'Brownouts' not yet!
We’re running out of cyberspace and will all be suffering net “brownouts” in couple of years time, according to an American technology think-tank (and no, it’s nothing to do with the UK prime minister). Nemertes Research says that, because online video providers like YouTube and BBC iPlayer are taking up increasing amounts of bandwidth, we could all be facing brief periods of downtime and - ultimately - a painfully slow Internet in the future.
From the sounds of things, the predicted brownouts will start off being more of an irritation than anything, knocking us off-line for a few minutes now and again. Things start sounding apocalyptic by the time the Olympics comes to British shores, with sluggish connection speeds rendering the Internet no more than an “unreliable toy.” “Today people know how home computers slow down when the kids get back from school and start playing games, but by 2012 that traffic jam could last all day long,” said Ted Ritter, an analyst at the think-tank.
Nemertes has found some snappy statistics to back up its predictions - like the amount of traffic generated by YouTube today is the same as across the whole Internet back in 2000; BBC iPlayer is another “net bomb,” sapping up 5 per cent of all UK bandwidth. And traffic across the whole web in a month is being measured at a mind-boggling 8 exabytes - which, according to The Times newspaper, is enough to store 200,000 years of DVD-quality video. Taking into account that the University of Minnesota says web traffic is actually increasing at a rate of 60 per cent per year - and that’s not even taking into account ambitious web plans in India and China - and we are Doomed.

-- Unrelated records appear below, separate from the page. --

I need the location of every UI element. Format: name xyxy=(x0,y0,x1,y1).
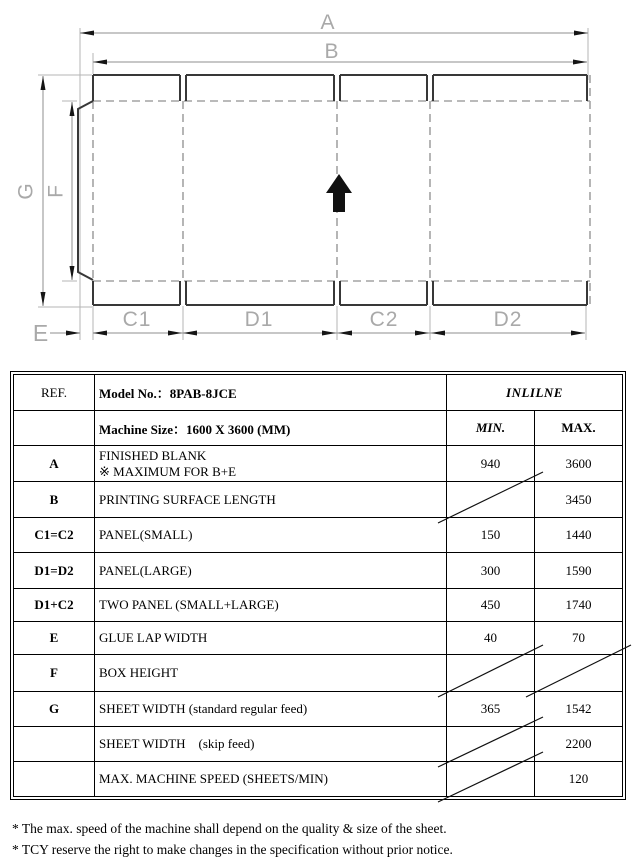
min-cell: 150 xyxy=(447,518,535,553)
min-cell: 300 xyxy=(447,553,535,589)
table-row-e xyxy=(14,622,623,655)
min-header-cell: MIN. xyxy=(447,411,535,446)
desc-cell: PANEL(SMALL) xyxy=(95,518,447,553)
footnote-max-speed: * The max. speed of the machine shall depend on the quality & size of the sheet. xyxy=(12,821,447,836)
ref-cell: A xyxy=(14,446,95,482)
desc-cell xyxy=(95,446,447,482)
table-row-skip-feed xyxy=(14,727,623,762)
ref-cell: D1+C2 xyxy=(14,589,95,622)
dim-label-g: G xyxy=(14,182,38,200)
max-cell: 1440 xyxy=(535,518,623,553)
feed-direction-arrow-icon xyxy=(326,174,352,212)
min-cell: 365 xyxy=(447,692,535,727)
dim-label-c2: C2 xyxy=(369,308,399,331)
desc-line2: ※ MAXIMUM FOR B+E xyxy=(99,463,237,479)
max-cell: 3600 xyxy=(535,446,623,482)
min-cell: 940 xyxy=(447,446,535,482)
table-row-header1 xyxy=(14,375,623,411)
dim-label-a: A xyxy=(320,11,336,34)
min-cell-no-value xyxy=(447,727,535,762)
dim-label-e: E xyxy=(32,320,50,346)
ref-column-header: REF. xyxy=(14,375,95,411)
dim-label-d2: D2 xyxy=(493,308,523,331)
max-cell: 120 xyxy=(535,762,623,797)
max-cell: 2200 xyxy=(535,727,623,762)
min-cell-no-value xyxy=(447,655,535,692)
min-cell-no-value xyxy=(447,762,535,797)
table-row-header2 xyxy=(14,411,623,446)
inline-header-cell: INLILNE xyxy=(447,375,623,411)
dimension-lines xyxy=(43,33,588,333)
box-blank-diagram xyxy=(0,0,638,362)
desc-cell: PANEL(LARGE) xyxy=(95,553,447,589)
dim-label-f: F xyxy=(44,184,68,198)
min-cell: 450 xyxy=(447,589,535,622)
table-row-b xyxy=(14,482,623,518)
ref-cell: C1=C2 xyxy=(14,518,95,553)
ref-cell: G xyxy=(14,692,95,727)
desc-cell: SHEET WIDTH (standard regular feed) xyxy=(95,692,447,727)
min-cell: 40 xyxy=(447,622,535,655)
desc-cell: BOX HEIGHT xyxy=(95,655,447,692)
desc-line1: FINISHED BLANK xyxy=(99,447,207,463)
dim-label-c1: C1 xyxy=(122,308,152,331)
ref-cell: B xyxy=(14,482,95,518)
max-cell: 3450 xyxy=(535,482,623,518)
max-cell: 1740 xyxy=(535,589,623,622)
table-row-c1c2 xyxy=(14,518,623,553)
max-cell: 1590 xyxy=(535,553,623,589)
dimension-arrowheads xyxy=(41,31,589,336)
empty-ref-cell xyxy=(14,411,95,446)
max-header-cell: MAX. xyxy=(535,411,623,446)
desc-cell: PRINTING SURFACE LENGTH xyxy=(95,482,447,518)
dim-label-d1: D1 xyxy=(244,308,274,331)
table-row-d1c2 xyxy=(14,589,623,622)
ref-cell: E xyxy=(14,622,95,655)
table-row-d1d2 xyxy=(14,553,623,589)
min-cell-no-value xyxy=(447,482,535,518)
dim-label-b: B xyxy=(324,40,340,63)
desc-cell: TWO PANEL (SMALL+LARGE) xyxy=(95,589,447,622)
desc-cell: MAX. MACHINE SPEED (SHEETS/MIN) xyxy=(95,762,447,797)
footnote-tcy-rights: * TCY reserve the right to make changes in the specification without prior notice. xyxy=(12,842,453,857)
empty-ref-cell xyxy=(14,762,95,797)
desc-cell: SHEET WIDTH (skip feed) xyxy=(95,727,447,762)
machine-size-cell: Machine Size：1600 X 3600 (MM) xyxy=(95,411,447,446)
table-row-f xyxy=(14,655,623,692)
ref-cell: D1=D2 xyxy=(14,553,95,589)
max-cell: 1542 xyxy=(535,692,623,727)
desc-cell: GLUE LAP WIDTH xyxy=(95,622,447,655)
table-row-a xyxy=(14,446,623,482)
ref-cell: F xyxy=(14,655,95,692)
footnotes xyxy=(12,818,612,860)
empty-ref-cell xyxy=(14,727,95,762)
table-row-machine-speed xyxy=(14,762,623,797)
table-row-g xyxy=(14,692,623,727)
max-cell-no-value xyxy=(535,655,623,692)
max-cell: 70 xyxy=(535,622,623,655)
specification-table xyxy=(10,371,626,800)
model-number-cell: Model No.：8PAB-8JCE xyxy=(95,375,447,411)
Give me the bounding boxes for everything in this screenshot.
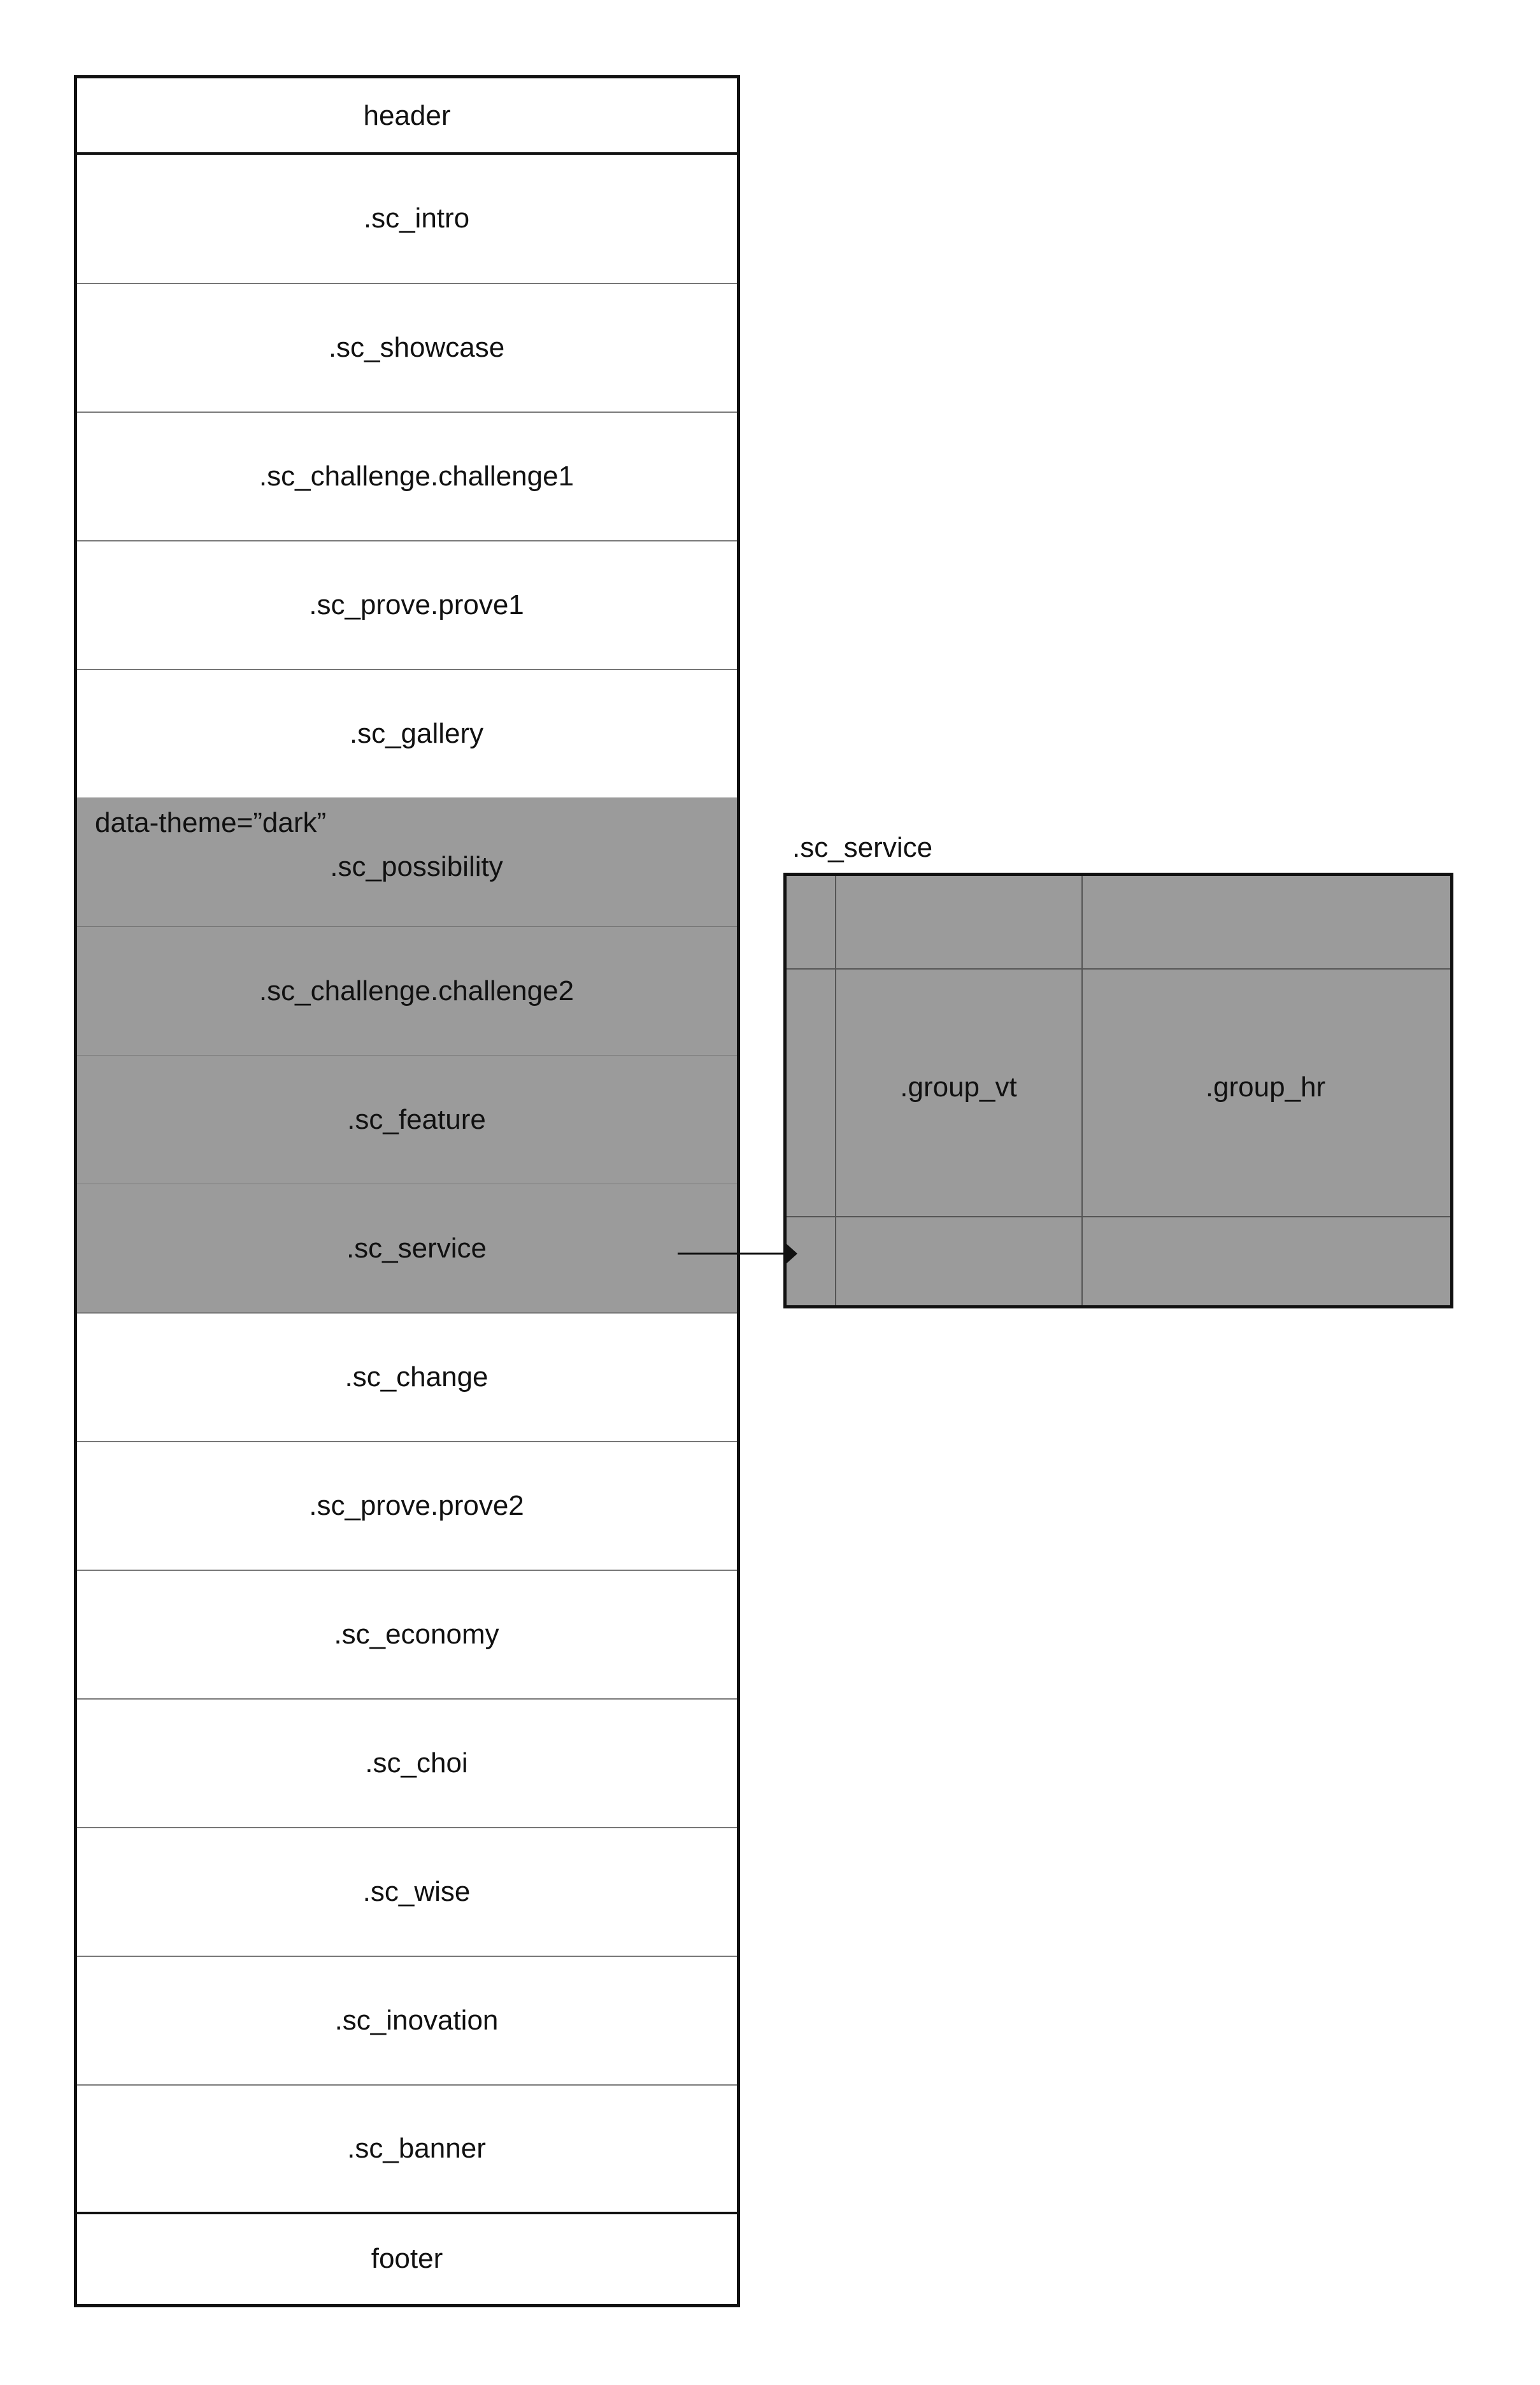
section-sc-prove-2	[77, 1442, 737, 1570]
section-sc-gallery	[77, 670, 737, 798]
grid-line-vertical	[1081, 876, 1083, 1305]
section-label: .sc_banner	[347, 2133, 486, 2164]
grid-line-horizontal	[787, 1216, 1450, 1217]
section-label: header	[363, 100, 451, 131]
page-section-stack	[74, 75, 740, 2307]
section-sc-service	[77, 1184, 737, 1313]
section-sc-challenge-1	[77, 412, 737, 541]
group-vt-label: .group_vt	[900, 1071, 1017, 1103]
section-label: .sc_intro	[363, 203, 470, 234]
section-label: .sc_possibility	[330, 851, 503, 882]
section-footer	[77, 2214, 737, 2304]
section-sc-inovation	[77, 1956, 737, 2085]
section-label: .sc_prove.prove1	[309, 589, 524, 620]
section-sc-economy	[77, 1570, 737, 1699]
dark-theme-annotation: data-theme=”dark”	[95, 807, 327, 838]
section-label: .sc_economy	[334, 1619, 499, 1650]
section-header	[77, 78, 737, 154]
grid-line-vertical	[835, 876, 836, 1305]
section-sc-feature	[77, 1056, 737, 1184]
section-sc-prove-1	[77, 541, 737, 670]
section-label: .sc_inovation	[334, 2005, 499, 2036]
section-sc-possibility	[77, 798, 737, 927]
section-sc-challenge-2	[77, 927, 737, 1056]
service-detail-title: .sc_service	[792, 832, 933, 863]
section-sc-wise	[77, 1828, 737, 1956]
section-label: .sc_wise	[362, 1876, 471, 1907]
service-detail-panel	[783, 873, 1453, 1308]
section-label: footer	[371, 2243, 443, 2274]
section-label: .sc_gallery	[349, 718, 484, 749]
section-label: .sc_challenge.challenge2	[259, 975, 574, 1006]
section-label: .sc_change	[345, 1361, 488, 1393]
section-label: .sc_feature	[347, 1104, 486, 1135]
section-sc-banner	[77, 2085, 737, 2212]
section-sc-change	[77, 1313, 737, 1442]
section-sc-choi	[77, 1699, 737, 1828]
section-sc-showcase	[77, 283, 737, 412]
section-label: .sc_service	[346, 1233, 487, 1264]
grid-line-horizontal	[787, 968, 1450, 970]
section-label: .sc_showcase	[328, 332, 505, 363]
section-label: .sc_prove.prove2	[309, 1490, 524, 1521]
section-label: .sc_challenge.challenge1	[259, 461, 574, 492]
section-label: .sc_choi	[365, 1747, 468, 1779]
group-hr-label: .group_hr	[1205, 1071, 1326, 1103]
section-sc-intro	[77, 154, 737, 283]
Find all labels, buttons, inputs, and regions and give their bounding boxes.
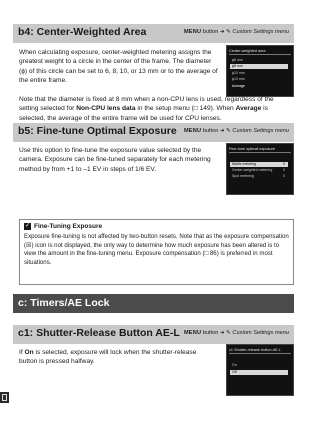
section-title: c: Timers/AE Lock — [18, 297, 110, 309]
section-header-b5 — [13, 123, 294, 142]
screen-option: ϕ10 mm — [232, 71, 245, 75]
menu-path — [184, 128, 289, 134]
option-label: Center-weighted metering — [232, 168, 273, 172]
pencil-icon: ✎ — [226, 330, 231, 336]
c1-description — [19, 348, 204, 367]
screen-option: ϕ13 mm — [232, 77, 245, 81]
b5-camera-screen — [226, 143, 294, 195]
menu-target: Custom Settings menu — [232, 330, 289, 336]
section-title: b5: Fine-tune Optimal Exposure — [18, 125, 177, 137]
screen-option: ϕ6 mm — [232, 58, 243, 62]
text-run: is selected, exposure will lock when the shutter-release button is pressed halfway. — [19, 349, 197, 366]
screen-title: c1 Shutter-release button AE-L — [229, 347, 291, 354]
text-run: is selected, the average of the entire frame will be used for CPU lenses. — [19, 105, 268, 122]
note-text: Exposure fine-tuning is not affected by two-button resets. Note that as the exposure compensation (☒) icon is not displayed, the only way to determine how much exposure has been altered is to view the amount in the fine-tuning menu. Exposure compensation (□ 86) is preferred in most situations. — [24, 233, 289, 266]
arrow-icon: ➜ — [219, 330, 225, 336]
menu-button-label: MENU — [183, 330, 202, 336]
note-title: Fine-Tuning Exposure — [34, 223, 103, 230]
option-label: Spot metering — [232, 174, 254, 178]
screen-option — [230, 168, 288, 173]
text-run-bold: Average — [235, 105, 262, 113]
menu-path — [184, 29, 289, 35]
pencil-icon: ✎ — [226, 29, 231, 35]
text-run: Note that the diameter is fixed at 8 mm when a non-CPU lens is used, regardless of the setting selected for — [19, 96, 274, 113]
screen-option: On — [232, 363, 237, 367]
pencil-icon: ✎ — [226, 128, 231, 134]
b4-note-paragraph — [19, 95, 291, 123]
section-title: b4: Center-Weighted Area — [18, 26, 147, 38]
text-run-bold: Non-CPU lens data — [76, 105, 136, 113]
text-run: If — [19, 349, 25, 356]
option-value: 0 — [283, 174, 285, 178]
option-value: 0 — [283, 168, 285, 172]
button-word: button — [202, 128, 219, 134]
section-header-c1 — [13, 325, 294, 344]
screen-option — [230, 162, 288, 167]
b5-description: Use this option to fine-tune the exposure value selected by the camera. Exposure can be fine-tuned separately for each metering method by from +1 to –1 EV in steps of 1/6 EV. — [19, 147, 211, 173]
section-header-c — [13, 294, 294, 313]
menu-list-icon — [2, 394, 7, 401]
text-run: in the setup menu (□ 149). When — [135, 105, 236, 113]
arrow-icon: ➜ — [219, 29, 225, 35]
menu-button-label: MENU — [183, 128, 202, 134]
fine-tuning-note — [19, 219, 294, 285]
screen-title: Fine-tune optimal exposure — [229, 146, 291, 153]
b4-description: When calculating exposure, center-weighted metering assigns the greatest weight to a circle in the center of the frame. The diameter (ϕ) of this circle can be set to 6, 8, 10, or 13 mm or to the average of the entire frame. — [19, 49, 218, 85]
arrow-icon: ➜ — [219, 128, 225, 134]
screen-option — [230, 174, 288, 179]
screen-option: Off — [230, 370, 288, 375]
menu-target: Custom Settings menu — [232, 128, 289, 134]
option-label: Matrix metering — [232, 162, 257, 166]
b4-camera-screen — [226, 45, 294, 97]
chapter-tab — [0, 392, 9, 403]
button-word: button — [202, 330, 219, 336]
checkmark-icon: ✓ — [24, 223, 31, 229]
menu-button-label: MENU — [183, 29, 202, 35]
c1-camera-screen — [226, 344, 294, 396]
screen-title: Center-weighted area — [229, 48, 291, 55]
screen-option: Average — [232, 84, 245, 88]
menu-path — [184, 330, 289, 336]
section-header-b4 — [13, 24, 294, 43]
button-word: button — [202, 29, 219, 35]
menu-target: Custom Settings menu — [232, 29, 289, 35]
text-run-bold: On — [24, 349, 34, 356]
screen-option: ϕ8 mm — [230, 64, 288, 69]
option-value: 0 — [283, 162, 285, 166]
section-title: c1: Shutter-Release Button AE-L — [18, 327, 180, 339]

The bad news is that the current Global Economic Doom is only postponing the Inevitable Internet Doom. “With more people working or looking for work from home, or using their PCs more for cheap entertainment, demand could double in 2009,” Mr. Ritter says. “At best, we see the [economic] slowdown delaying the fractures for maybe a year.” Aren’t those bankers good for anything?
Nemertes report on brownouts is due before the end of 2009. By then we should know exactly how Lord Carter and his Digital Britain minions want to slow down our connections by deviously giving more UK homes broadband access. Isn’t anyone fighting the good fight? Well, engineers are attempting to create an über-fast, post-apocalyptic-sounding parallel network called “The Grid,” while cyber-squirrels are building “caches:” private servers where in-demand content is stored locally. Perhaps we can surf easy - for now.